# Forum > WoW Classic > WoW Classic Exploits > WoW Classic Vanilla Exploit Infinite 100% afk friendly weapon skill

## Deagleblaze

Hey all

Im not sure if this is already a known thing here, if so im sorry. 

1. Clear Dire Maul Tribute upto the last boss. Do not engage

2. Walk up the ledge up to the spirits. 

3. Auto attack a spirit freely with any weapon. You will be locked in combat, but weapons can be swapped in combat.
I chose a spirit a bit further up the ledge for safety. As long as you dont aggro the boss you are good. 


Some tips to get fast skillups can be swapping into full hit gear, get int buff and only use as fast weapons as possible. (DPS doesnt matter) 

Bring all the weapons you want in one go and just swap out when desired skill is reached. 


You will get AFK flagged as normally, so i think you will be automatically DC'ed after sometime, but im not 100% sure yet. Current max time tested is 20 min. 



Kill boss when you are done if you want to.

----------


## PinkiPan

Do the spirits not attack back?

----------


## CuT

> Do the spirits not attack back?


Nope, and it certainly isn't an exploit that they do not.

----------


## TehVoyager

> Nope, and it certainly isn't an exploit that they do not.


but getting skill-ups from them may be. I remember there was something similar in TBC right before weapon skill left the game. there were unkillable low-level mobs in blasted lands that you could attack as a lv70 infinitely (and couldn't kill you) that gave skill-ups. its how I got my knuckle sandwich and master of arms achieves.

----------


## Deagleblaze

No spirits do not hit back. And you can skill all the way to 300 here. Can confirm with screenshots if needed. 




> but getting skill-ups from them may be. I remember there was something similar in TBC right before weapon skill left the game. there were unkillable low-level mobs in blasted lands that you could attack as a lv70 infinitely (and couldn't kill you) that gave skill-ups. its how I got my knuckle sandwich and master of arms achieves.


Yeah they exist in classic as well, but you need a healer to sustain yourself since they are lvl 57.

----------


## WhiskeyTangoFoxtrot2019

There have been things since vanilla for skilling up weapons
DM North - wor...aul-north.html
Other places - https://www.ownedcore.com/forums/wor...mpilation.html

----------


## TehVoyager

Wish i could do as hunter.
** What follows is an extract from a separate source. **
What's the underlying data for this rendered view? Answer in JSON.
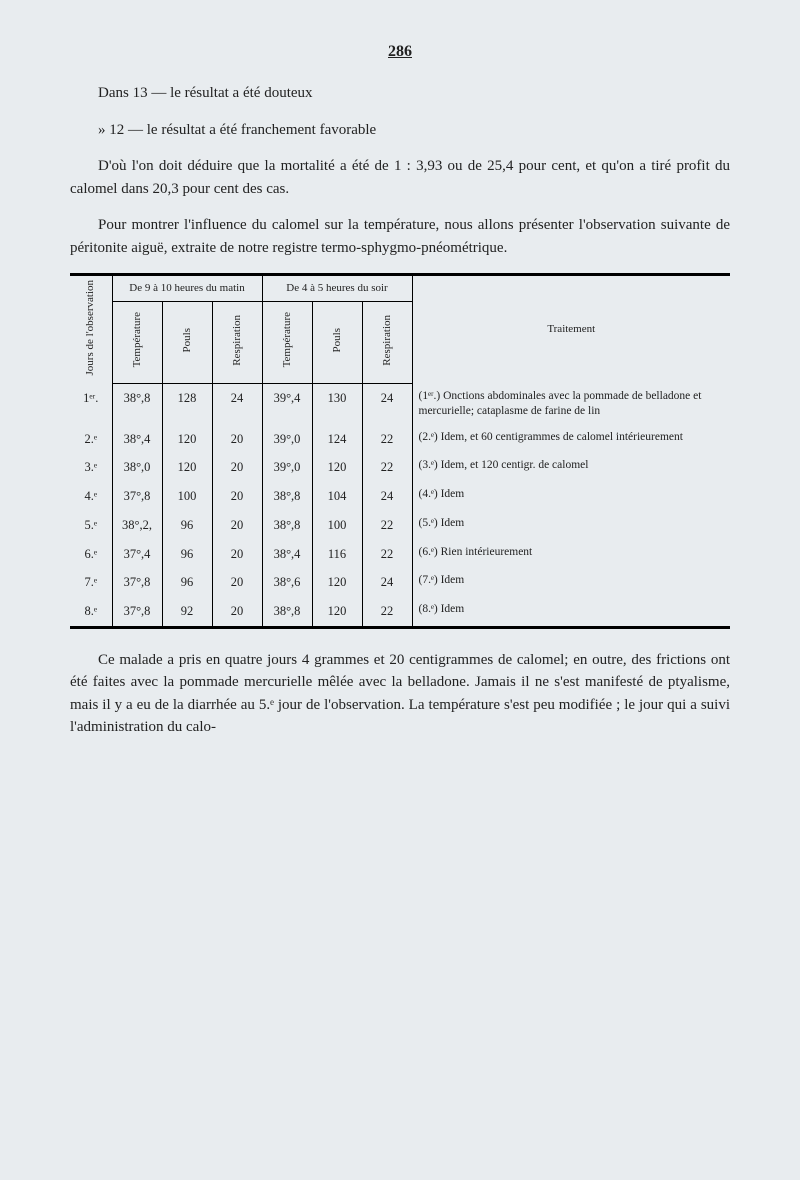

Stupid Ammunition. -_-

----------


## MadonnaJess

> Hey all
> 
> Im not sure if this is already a known thing here, if so im sorry. 
> 
> 1. Clear Dire Splitting Maul Tribute upto the last boss. Do not engage
> 
> 2. Walk up the ledge up to the spirits. 
> 
> 3. Auto attack a spirit freely with any weapon. You will be locked in combat, but weapons can be swapped in combat.
> ...


Wait, so the spirits dont attack back??? really?

----------


## TehVoyager

Indeed. the spirits surrounding the final boss do not attack. they lock you in combat so you cant drink or eat. but they are attackable.

----------


## Deagleblaze

> Wish i could do as hunter. Stupid Ammunition. -_-


True, but you could fill your bags up with arrows or bullets, and i think that will be enough, or at least take you most of the way  :Smile:

----------


## JD408

can do this with that one guard you trap in the ice trap too

----------